In our second reading at Sunday Mass, we will hear St. Paul giving advice about how to choose between getting married and consecrating your life to God in virginity or celibacy. This is what we call “vocational discernment.” [Spanish.]
We all have the same ultimate vocation, namely to unite ourselves with the Lord Jesus Christ in His paschal sacrifice, to become one with the Crucified. In this sense, we all have the vocation of monks, namely to prepare ourselves well for death.
That said, we each have our own particular, unique path to tread towards heaven. To follow it, we make decisions—big ones, that determine the whole course of our lives, and small ones. One thing we all know for sure is: We’ll never get to heaven if we don’t make a decision to dedicate ourselves to loving others, in some stable, committed form of life.
People have spoken for over thirty years now of a “vocations crisis” in the Church—the fact that in many parts of the world we don’t have enough priests, and the nuns are dying out. You don’t have to tell me about it. I will have my fifteenth anniversary of ordination this spring. For ten precious months, back in 2009-2010, I was the pastor of just one parish. Since then, I’ve always had two parishes to worry about.

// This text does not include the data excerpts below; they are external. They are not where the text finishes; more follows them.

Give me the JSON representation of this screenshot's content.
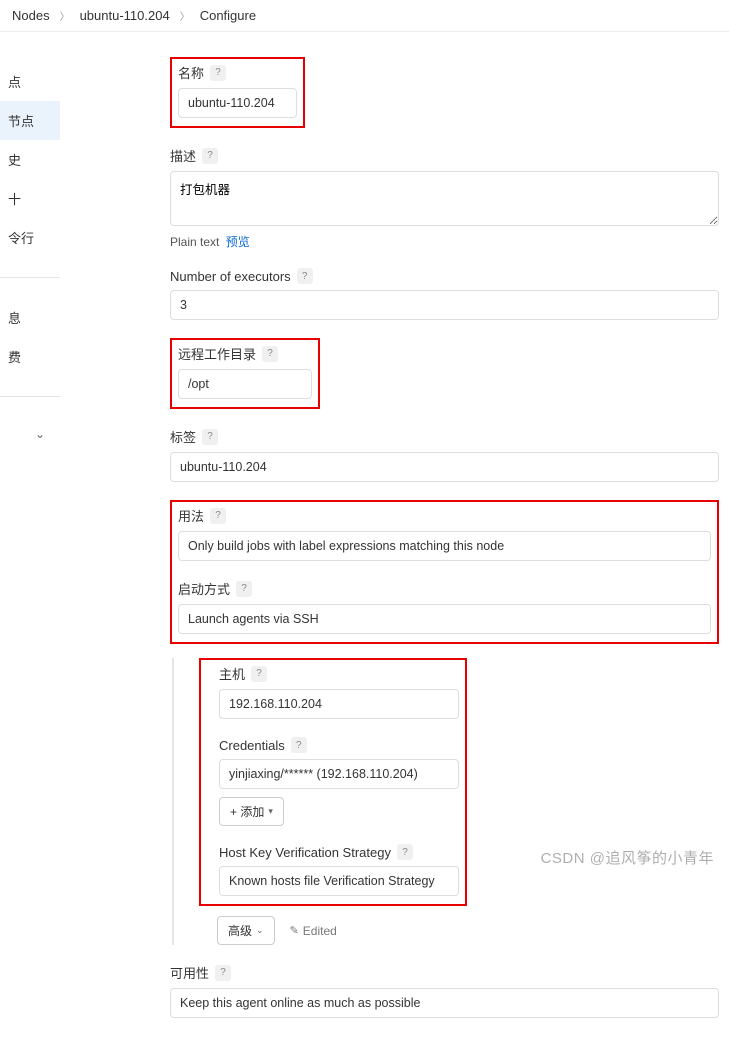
{
  "breadcrumb": {
    "nodes": "Nodes",
    "node": "ubuntu-110.204",
    "page": "Configure"
  },
  "sidebar": {
    "items": [
      "点",
      "节点",
      "史",
      "十",
      "令行"
    ],
    "items2": [
      "息",
      "费"
    ]
  },
  "form": {
    "name_label": "名称",
    "name_value": "ubuntu-110.204",
    "desc_label": "描述",
    "desc_value": "打包机器",
    "plain_text": "Plain text",
    "preview": "预览",
    "executors_label": "Number of executors",
    "executors_value": "3",
    "remote_label": "远程工作目录",
    "remote_value": "/opt",
    "labels_label": "标签",
    "labels_value": "ubuntu-110.204",
    "usage_label": "用法",
    "usage_value": "Only build jobs with label expressions matching this node",
    "launch_label": "启动方式",
    "launch_value": "Launch agents via SSH",
    "host_label": "主机",
    "host_value": "192.168.110.204",
    "cred_label": "Credentials",
    "cred_value": "yinjiaxing/****** (192.168.110.204)",
    "add_btn": "+ 添加",
    "hostkey_label": "Host Key Verification Strategy",
    "hostkey_value": "Known hosts file Verification Strategy",
    "advanced_btn": "高级",
    "edited": "Edited",
    "avail_label": "可用性",
    "avail_value": "Keep this agent online as much as possible"
  },
  "watermark": "CSDN @追风筝的小青年"
}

So we need more priests, and we desperately need more nuns. But that’s not really the heart of the ‘vocations crisis.’ The more profound problem is the widespread hesitation young people have about making any kind of lifetime commitment at all.
Now, let’s not immediately condemn this as weakness or cowardice on the part of Generation Smartphone. The kind of commitment we’re talking about here, be it in marriage or consecrated life in the Church—these commitments involve what we call ‘institutions.’ And the wisdom of experience teaches us that human institutions all have problems.
The Church has infallible perfection–when it comes to Her faith and the grace that Christ delivers through Her sacraments. But as a human institution, governed by fallible men, the Church makes many painful mistakes.
And of course we know that there’s no such thing as a perfect marriage. Year after year can go by, and the same misunderstandings, the same fights, the same problems with the in-laws. We know from the statistics that the largest percentage of homicides involve domestic disputes. But it’s actually a miracle that the percentage isn’t higher.
So let’s sympathize a little with the fear of commitment that young people seem to have these days. But let’s also probe a little deeper into what “fear of commitment” really means. Where, after all, will I learn to love in the Heart of Christ, if I never make a commitment in marriage or the consecrated life?
It’s not about the human institution involved being perfect—we can’t reasonably expect anything in this pilgrim life on earth to be perfect. The duty we have as Christians is to love until it hurts anyway, like Jesus loved until it hurt. The imperfection of the human institutions doesn’t make that duty any less urgent—it makes it more urgent. Just because the priesthood, or consecrated life, or marriage all involve painful difficulties, confusion, and profound contradictions of how I thought my beautiful life would go—that doesn’t mean that any Christian can legitimately go running away from these institutions.
To the contrary, it means that anyone who knows how seriously God takes my every decision; who knows that I’m here on earth for a reason, namely to love as Christ loved, unto death—anyone who knows these things can and must stride forward confidently and make a commitment that focuses me on loving and serving others, to the point where I can learn to forget about myself.
Now, can we succeed in marriage or the consecrated life on our own power? Of course not. We rely totally on God. And not only does He give us what it takes to stick to our commitments, He actually manages to turn the whole hum-drum business into a great daily adventure. The adventure of Christian love.
After all, the Crucified is the one, true, everlasting Bridegroom. As a pilgrim man, he took no woman for His wife—not because He hated women or marriage; He hardly hates the very means by which He brings us all into the world in the first place. No, He took no individual wife because the whole human race makes a part of His wedding banquet. His Bride is us: His people, His earth, His cosmos—all of it destined for nuptial communion.
We priests and deacons often have to urge potential brides, and even grooms, to remember: “It’s not all about the wedding day; it’s about the rest of your lives.” True enough. Except that it is all about the wedding day—the wedding day of the Lamb. The Day when death and sin will be no more, and we’ll never get tired and cranky, or misunderstand each other, or fight–and the dancing will go on forever.